As mining projects grow larger, deeper, and more geologically complex, the pressure to deliver resource estimates that are faster, more transparent, and more defensible will only intensify. Geological modelling platforms that embed auditability, cloud collaboration, and cross-system integration will increasingly separate themselves from legacy standalone tools — and the Seequent Leapfrog update trajectory makes clear which direction the market is heading.
Consequently, for investors and project teams seeking to contextualise these capabilities, interpreting drill results accurately remains foundational to realising the full value of any modelling advancement. Understanding drill results interpretation within the context of an updated modelling platform ensures that technical outputs translate effectively into informed decisions.

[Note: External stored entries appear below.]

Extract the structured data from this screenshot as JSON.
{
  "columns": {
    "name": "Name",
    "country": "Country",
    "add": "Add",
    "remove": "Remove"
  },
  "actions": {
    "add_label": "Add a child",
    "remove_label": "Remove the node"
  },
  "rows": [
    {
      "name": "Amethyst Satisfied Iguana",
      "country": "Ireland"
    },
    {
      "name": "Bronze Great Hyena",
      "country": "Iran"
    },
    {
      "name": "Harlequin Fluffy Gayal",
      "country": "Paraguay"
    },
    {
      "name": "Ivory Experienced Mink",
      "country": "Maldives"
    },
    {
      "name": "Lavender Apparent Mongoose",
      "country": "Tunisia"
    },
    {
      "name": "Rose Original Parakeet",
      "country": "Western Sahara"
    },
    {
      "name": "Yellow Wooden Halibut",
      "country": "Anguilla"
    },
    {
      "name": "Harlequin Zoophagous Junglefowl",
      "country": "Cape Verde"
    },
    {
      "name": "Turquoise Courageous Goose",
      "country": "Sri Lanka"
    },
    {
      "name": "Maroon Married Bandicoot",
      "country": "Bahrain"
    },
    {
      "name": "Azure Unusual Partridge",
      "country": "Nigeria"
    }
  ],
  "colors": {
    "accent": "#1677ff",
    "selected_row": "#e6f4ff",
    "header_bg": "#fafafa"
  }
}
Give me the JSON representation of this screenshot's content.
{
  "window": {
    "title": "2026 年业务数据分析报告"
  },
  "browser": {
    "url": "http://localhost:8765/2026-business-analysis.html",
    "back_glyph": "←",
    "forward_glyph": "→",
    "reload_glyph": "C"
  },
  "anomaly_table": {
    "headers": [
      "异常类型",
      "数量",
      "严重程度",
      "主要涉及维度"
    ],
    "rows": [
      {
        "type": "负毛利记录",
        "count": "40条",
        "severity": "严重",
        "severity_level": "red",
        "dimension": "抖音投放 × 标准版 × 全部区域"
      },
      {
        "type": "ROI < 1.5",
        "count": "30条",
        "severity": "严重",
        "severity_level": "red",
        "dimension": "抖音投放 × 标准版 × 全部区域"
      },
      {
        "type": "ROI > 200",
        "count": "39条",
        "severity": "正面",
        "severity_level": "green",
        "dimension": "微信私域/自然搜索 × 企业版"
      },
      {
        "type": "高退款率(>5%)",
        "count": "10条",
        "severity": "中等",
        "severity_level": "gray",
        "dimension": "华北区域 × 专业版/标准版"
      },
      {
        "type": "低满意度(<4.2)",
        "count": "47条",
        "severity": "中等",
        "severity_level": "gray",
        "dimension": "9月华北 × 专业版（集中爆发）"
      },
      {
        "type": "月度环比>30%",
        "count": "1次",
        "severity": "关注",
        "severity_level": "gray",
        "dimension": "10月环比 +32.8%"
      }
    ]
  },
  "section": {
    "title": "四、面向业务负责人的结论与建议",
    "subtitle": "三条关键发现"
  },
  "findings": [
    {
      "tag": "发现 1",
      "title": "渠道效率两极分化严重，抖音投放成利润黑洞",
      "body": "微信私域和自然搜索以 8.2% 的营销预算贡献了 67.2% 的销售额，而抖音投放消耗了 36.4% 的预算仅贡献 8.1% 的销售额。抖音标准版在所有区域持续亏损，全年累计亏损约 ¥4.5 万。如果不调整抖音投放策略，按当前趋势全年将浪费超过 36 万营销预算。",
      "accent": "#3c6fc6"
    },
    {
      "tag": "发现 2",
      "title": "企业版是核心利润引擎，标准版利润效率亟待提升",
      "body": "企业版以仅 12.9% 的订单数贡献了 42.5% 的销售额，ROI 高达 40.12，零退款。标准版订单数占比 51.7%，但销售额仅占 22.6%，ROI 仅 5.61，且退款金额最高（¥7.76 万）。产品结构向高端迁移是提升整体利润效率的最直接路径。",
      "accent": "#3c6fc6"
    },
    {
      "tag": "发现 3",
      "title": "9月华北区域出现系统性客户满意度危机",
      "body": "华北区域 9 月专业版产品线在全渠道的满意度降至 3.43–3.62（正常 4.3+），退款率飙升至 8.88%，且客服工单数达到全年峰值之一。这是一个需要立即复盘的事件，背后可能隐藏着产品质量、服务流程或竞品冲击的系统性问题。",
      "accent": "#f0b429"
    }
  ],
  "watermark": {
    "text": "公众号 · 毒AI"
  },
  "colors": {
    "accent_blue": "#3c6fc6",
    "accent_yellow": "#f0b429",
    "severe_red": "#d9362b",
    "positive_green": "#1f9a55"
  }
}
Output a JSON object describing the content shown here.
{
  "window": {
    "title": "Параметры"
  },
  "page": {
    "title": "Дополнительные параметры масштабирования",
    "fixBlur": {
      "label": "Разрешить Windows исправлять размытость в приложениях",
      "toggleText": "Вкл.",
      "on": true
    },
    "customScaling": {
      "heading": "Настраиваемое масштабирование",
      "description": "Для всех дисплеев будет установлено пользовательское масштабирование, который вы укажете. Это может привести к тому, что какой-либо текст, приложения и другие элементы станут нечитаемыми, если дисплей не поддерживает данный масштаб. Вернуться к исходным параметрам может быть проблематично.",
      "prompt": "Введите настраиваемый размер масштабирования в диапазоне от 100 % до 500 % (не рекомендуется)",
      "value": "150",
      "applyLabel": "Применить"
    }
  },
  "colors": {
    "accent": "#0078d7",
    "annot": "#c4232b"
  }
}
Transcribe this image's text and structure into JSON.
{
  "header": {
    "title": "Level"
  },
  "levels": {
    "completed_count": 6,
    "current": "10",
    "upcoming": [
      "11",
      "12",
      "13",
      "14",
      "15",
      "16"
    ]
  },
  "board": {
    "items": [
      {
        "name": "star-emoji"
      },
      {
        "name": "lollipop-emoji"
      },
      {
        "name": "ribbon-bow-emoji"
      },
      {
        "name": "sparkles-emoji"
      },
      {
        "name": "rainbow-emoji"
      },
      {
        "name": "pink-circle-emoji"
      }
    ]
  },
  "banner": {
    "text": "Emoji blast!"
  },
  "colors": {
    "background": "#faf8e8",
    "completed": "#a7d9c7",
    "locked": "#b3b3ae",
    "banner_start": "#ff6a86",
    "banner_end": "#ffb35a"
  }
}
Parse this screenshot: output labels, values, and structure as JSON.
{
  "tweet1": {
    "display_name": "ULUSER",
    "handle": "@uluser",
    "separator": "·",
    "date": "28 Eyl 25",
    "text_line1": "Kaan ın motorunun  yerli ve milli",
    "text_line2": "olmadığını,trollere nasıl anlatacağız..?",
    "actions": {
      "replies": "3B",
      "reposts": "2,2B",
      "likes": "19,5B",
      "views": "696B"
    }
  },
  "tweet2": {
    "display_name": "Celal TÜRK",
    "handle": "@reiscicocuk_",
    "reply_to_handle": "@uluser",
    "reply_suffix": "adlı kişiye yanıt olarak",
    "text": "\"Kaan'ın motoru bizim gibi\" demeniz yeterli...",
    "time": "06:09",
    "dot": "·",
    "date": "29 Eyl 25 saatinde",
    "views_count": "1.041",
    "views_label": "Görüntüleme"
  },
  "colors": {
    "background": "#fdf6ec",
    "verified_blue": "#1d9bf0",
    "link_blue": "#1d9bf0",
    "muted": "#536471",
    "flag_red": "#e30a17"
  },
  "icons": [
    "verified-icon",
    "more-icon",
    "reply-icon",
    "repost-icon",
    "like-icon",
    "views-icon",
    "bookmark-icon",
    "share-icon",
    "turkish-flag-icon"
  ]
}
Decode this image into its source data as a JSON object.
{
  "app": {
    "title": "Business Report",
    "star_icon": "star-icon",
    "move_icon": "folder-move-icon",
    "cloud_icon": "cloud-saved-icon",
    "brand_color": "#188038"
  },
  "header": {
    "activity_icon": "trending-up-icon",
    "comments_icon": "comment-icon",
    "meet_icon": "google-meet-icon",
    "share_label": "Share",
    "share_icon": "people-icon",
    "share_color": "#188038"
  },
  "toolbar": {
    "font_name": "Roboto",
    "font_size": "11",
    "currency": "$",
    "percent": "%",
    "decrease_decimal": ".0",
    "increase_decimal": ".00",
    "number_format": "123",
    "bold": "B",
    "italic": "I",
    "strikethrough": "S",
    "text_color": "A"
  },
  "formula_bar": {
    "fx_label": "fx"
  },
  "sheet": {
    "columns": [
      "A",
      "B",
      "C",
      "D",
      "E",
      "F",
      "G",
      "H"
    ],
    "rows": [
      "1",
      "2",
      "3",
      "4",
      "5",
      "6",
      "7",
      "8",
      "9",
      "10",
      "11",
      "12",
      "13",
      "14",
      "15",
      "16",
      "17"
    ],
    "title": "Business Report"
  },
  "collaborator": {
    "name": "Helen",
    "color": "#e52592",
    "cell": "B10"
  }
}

Frequently Asked Questions: Seequent Leapfrog 2026.1
When was Leapfrog 2026.1 released?
Leapfrog Geo, Leapfrog Works, and Leapfrog Energy version 2026.1 were all released on 5 May 2026 and are available for download through MySeequent at my.seequent.com.
What is the most technically significant new feature in Leapfrog Geo 2026.1?
The redesigned stratigraphic surface algorithm represents the most substantial technical advancement, dynamically linking geological surfaces to underlying data and introducing the Stratigraphic Data Explorer for sequence analysis, layer statistics, and model validation before committing to interpretation decisions.
What does Leapfrog Edge 2026.1 add for resource estimation workflows?
The update introduces a dedicated, structured end-to-end geostatistical data preparation environment, including interactive capping and declustering tools with side-by-side scenario comparison capability, and seamless integration of the prepared estimation dataset into domained estimation workflows.
How does the 2026.1 release improve integration with Seequent Evo?
The update deepens the connection between desktop Leapfrog workflows and the Seequent Evo cloud platform, enabling improved data publishing, multi-user collaboration, and stakeholder access to geological models without requiring desktop software licences.
What third-party platform does Leapfrog Geo 2026.1 integrate with?
The release introduces integration with Orica Digital Solutions' AXIS Connect platform, bridging 3D geological model outputs with blast design workflows to reduce data transfer friction and support tighter geological-operational alignment. For a broader overview of what's new in Leapfrog 2025.3, Seequent's official release notes provide additional technical context on the preceding update cycle.
Which Leapfrog versions are currently in full support?
Versions spanning 2024.1 through 2026.1 are in full support. Versions released prior to 2024 have transitioned to reduced or self-serve support, creating a practical upgrade case for teams on older releases.
This article is informational in nature and does not constitute investment advice. Forward-looking statements regarding software capabilities and industry trends are based on publicly available information and analyst observations. Readers should conduct independent due diligence before making technology procurement or investment decisions.